Dans les dernières années de sa vie, Grieg joua souvent le rôle de mentor auprès de jeunes musiciens. Il influença son ami le compositeur et pianiste australien Percy Grainger (1882-1961). Le compositeur anglais Frederick Delius (1862-1934) bénéficia lui aussi de la générosité et du tutorat de Grieg. Grieg fut également une source d'inspiration pour son compatriote Jean Sibelius (1865-1957).

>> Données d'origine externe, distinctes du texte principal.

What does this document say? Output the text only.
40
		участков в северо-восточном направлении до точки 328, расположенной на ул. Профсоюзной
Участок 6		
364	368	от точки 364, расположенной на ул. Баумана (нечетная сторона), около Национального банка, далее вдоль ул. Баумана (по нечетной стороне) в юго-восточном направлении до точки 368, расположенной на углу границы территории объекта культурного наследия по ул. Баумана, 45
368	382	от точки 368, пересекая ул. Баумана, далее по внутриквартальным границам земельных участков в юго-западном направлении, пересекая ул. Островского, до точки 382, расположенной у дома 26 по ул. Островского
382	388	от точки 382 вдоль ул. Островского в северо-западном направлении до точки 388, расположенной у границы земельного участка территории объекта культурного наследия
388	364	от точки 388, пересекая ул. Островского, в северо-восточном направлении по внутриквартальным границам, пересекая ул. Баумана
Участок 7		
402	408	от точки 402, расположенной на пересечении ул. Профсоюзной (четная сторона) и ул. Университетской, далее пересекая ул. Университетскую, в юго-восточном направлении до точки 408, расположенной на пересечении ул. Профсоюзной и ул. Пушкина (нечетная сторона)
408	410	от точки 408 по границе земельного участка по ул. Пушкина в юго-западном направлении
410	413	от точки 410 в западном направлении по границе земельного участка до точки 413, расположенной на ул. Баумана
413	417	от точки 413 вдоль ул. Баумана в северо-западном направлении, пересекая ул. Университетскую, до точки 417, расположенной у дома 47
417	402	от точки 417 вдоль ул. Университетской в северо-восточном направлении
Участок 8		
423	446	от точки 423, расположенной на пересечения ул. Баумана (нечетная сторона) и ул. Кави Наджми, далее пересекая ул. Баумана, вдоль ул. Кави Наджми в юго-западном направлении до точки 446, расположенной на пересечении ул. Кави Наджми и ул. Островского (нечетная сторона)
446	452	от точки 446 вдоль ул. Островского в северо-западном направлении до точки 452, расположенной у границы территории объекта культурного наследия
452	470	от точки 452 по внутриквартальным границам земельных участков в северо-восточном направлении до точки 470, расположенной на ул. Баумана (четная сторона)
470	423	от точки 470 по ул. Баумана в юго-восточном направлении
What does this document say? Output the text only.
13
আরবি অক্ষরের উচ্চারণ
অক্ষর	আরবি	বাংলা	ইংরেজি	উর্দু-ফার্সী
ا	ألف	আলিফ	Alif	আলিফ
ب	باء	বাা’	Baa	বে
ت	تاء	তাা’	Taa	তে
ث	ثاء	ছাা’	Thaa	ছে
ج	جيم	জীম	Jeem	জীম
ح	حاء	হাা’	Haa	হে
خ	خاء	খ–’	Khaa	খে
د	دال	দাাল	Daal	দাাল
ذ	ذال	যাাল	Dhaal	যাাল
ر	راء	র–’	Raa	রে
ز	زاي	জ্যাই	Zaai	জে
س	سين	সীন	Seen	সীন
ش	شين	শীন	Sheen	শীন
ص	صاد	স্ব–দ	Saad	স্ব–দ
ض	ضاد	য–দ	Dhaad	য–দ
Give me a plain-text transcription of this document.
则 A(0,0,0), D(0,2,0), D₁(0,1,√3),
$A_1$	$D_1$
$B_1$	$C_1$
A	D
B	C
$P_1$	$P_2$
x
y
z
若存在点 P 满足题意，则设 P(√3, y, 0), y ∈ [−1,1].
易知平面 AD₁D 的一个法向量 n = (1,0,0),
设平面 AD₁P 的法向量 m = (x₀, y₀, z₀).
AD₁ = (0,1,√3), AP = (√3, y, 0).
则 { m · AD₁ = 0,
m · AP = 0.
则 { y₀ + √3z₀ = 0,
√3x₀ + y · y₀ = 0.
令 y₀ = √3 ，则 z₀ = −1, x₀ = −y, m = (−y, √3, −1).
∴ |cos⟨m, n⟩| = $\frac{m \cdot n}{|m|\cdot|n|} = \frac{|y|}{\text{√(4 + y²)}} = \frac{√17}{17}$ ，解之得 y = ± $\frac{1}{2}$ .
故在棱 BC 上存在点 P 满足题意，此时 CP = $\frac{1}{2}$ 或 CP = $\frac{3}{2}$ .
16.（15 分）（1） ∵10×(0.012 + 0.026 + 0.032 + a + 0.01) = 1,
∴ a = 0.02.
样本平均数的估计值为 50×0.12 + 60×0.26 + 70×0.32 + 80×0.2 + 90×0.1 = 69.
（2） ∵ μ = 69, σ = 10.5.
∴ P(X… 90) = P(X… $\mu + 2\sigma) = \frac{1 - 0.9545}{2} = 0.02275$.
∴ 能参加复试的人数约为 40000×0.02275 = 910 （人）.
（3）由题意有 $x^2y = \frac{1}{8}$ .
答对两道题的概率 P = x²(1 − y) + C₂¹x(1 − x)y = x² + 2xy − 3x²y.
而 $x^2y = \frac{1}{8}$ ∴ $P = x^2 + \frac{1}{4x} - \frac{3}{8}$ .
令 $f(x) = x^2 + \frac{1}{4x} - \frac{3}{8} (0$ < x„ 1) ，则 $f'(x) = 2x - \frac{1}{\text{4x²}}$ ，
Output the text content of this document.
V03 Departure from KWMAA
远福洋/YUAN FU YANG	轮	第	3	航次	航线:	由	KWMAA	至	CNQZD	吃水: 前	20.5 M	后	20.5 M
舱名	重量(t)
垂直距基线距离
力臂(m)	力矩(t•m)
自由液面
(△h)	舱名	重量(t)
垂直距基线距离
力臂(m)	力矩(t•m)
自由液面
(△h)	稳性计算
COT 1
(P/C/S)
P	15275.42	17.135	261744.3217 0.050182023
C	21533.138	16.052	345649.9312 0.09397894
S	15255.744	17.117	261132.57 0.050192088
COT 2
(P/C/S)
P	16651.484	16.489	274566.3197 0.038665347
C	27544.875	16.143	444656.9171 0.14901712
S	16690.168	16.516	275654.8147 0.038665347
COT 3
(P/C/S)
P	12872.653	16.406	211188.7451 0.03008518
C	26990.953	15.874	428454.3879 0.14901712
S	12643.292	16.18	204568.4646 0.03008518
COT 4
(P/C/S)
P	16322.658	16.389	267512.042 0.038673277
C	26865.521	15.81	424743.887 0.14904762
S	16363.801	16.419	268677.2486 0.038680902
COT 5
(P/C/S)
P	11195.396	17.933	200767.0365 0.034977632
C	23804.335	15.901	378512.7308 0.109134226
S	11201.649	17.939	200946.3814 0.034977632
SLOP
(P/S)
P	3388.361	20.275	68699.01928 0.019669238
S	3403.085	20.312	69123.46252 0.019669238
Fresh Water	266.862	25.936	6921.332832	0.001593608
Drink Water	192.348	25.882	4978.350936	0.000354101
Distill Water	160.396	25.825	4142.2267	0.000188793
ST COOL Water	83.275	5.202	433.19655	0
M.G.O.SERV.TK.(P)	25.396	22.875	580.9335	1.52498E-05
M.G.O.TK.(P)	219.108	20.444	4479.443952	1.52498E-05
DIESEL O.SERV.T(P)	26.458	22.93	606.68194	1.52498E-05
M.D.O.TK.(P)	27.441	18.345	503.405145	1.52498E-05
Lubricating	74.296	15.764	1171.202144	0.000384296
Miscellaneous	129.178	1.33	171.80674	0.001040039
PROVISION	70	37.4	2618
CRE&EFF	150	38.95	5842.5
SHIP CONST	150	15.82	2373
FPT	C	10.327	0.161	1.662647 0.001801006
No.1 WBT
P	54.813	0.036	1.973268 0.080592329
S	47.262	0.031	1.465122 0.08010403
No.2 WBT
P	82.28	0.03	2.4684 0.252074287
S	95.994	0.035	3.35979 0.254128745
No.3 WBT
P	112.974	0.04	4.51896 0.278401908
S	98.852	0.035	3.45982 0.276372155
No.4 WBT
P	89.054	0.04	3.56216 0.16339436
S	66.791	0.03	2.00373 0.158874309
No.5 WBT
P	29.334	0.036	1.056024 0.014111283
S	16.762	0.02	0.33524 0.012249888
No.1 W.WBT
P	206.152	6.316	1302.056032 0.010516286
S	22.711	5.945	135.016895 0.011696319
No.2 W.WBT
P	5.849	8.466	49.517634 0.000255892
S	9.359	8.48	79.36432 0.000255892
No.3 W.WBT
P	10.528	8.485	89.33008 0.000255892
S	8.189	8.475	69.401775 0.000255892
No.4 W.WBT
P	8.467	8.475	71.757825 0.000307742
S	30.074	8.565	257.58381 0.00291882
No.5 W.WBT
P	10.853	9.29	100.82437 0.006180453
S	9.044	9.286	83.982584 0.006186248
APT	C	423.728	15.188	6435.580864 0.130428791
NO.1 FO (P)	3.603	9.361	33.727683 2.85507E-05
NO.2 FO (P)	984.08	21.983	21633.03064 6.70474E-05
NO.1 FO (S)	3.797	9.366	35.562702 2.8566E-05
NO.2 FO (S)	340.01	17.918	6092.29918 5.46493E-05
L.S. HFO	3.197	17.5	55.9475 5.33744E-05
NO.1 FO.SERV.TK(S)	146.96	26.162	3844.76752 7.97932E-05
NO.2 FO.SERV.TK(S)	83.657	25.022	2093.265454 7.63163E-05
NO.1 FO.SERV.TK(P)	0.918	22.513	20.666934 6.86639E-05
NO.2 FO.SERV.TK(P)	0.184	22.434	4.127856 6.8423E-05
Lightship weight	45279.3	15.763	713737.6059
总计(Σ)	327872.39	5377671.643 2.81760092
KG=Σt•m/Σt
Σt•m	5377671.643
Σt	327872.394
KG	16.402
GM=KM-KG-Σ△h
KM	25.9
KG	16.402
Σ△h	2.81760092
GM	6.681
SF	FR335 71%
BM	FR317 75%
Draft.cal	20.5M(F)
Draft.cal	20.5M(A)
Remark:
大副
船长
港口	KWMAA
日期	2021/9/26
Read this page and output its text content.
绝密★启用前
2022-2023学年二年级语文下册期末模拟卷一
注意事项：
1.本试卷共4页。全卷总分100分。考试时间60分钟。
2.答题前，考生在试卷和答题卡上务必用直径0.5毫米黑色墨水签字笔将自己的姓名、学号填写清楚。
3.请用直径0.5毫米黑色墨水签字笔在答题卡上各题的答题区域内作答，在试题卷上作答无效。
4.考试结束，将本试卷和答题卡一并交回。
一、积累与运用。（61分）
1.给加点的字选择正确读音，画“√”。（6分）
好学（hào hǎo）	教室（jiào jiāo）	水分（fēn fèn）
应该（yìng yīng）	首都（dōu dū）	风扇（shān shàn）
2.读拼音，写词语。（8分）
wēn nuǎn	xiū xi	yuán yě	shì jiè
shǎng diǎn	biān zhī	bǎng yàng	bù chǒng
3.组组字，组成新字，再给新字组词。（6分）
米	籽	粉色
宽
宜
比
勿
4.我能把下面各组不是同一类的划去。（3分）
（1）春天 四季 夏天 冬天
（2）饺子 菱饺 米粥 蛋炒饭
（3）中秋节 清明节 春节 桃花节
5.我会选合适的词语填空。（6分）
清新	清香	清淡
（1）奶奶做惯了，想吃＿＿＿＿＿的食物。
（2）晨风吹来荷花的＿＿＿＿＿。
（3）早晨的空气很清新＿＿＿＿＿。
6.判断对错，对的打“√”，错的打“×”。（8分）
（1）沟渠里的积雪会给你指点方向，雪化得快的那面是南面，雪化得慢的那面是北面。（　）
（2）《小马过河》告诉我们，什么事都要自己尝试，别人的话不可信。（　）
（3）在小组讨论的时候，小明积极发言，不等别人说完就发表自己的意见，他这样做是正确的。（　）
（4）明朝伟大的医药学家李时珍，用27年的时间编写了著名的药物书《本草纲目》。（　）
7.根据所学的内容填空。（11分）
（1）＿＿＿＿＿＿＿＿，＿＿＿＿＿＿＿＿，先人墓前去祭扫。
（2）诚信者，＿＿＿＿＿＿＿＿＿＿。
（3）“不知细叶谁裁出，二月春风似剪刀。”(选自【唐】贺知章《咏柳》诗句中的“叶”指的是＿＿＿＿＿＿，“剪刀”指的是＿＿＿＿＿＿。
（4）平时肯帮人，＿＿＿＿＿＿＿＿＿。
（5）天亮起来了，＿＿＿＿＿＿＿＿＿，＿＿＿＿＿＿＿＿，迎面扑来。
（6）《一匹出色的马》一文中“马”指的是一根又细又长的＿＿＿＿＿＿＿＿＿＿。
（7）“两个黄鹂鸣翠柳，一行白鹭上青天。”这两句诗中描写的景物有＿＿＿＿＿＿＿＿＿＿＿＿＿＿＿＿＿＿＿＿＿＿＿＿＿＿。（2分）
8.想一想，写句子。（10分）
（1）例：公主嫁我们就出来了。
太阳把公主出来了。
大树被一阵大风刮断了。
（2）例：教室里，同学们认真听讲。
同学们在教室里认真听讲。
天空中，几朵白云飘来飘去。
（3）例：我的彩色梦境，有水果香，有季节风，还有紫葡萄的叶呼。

La vie de Grieg est le sujet de la comédie musicale biographique The Song of Norway (1970). Le film fut un échec financier et critique, à l'image de la chute générale de Grieg depuis l'apogée de sa grande popularité de son vivant. Comme Johannes Brahms, la musique de Grieg fut considérée comme dépassée dans la première moitié du XXe siècle, alors que des compositeurs comme Richard Strauss (1864-1949) et Igor Stravinsky (1882-1971) produisaient une musique plus expérimentale. Contrairement à la résurgence de Brahms, la musique de Grieg attend pour beaucoup d'être découverte. Comme les fjords norvégiens eux-mêmes, l'œuvre de Grieg est familière, peut-être même visitée à l'occasion, mais rarement explorée en profondeur de nos jours.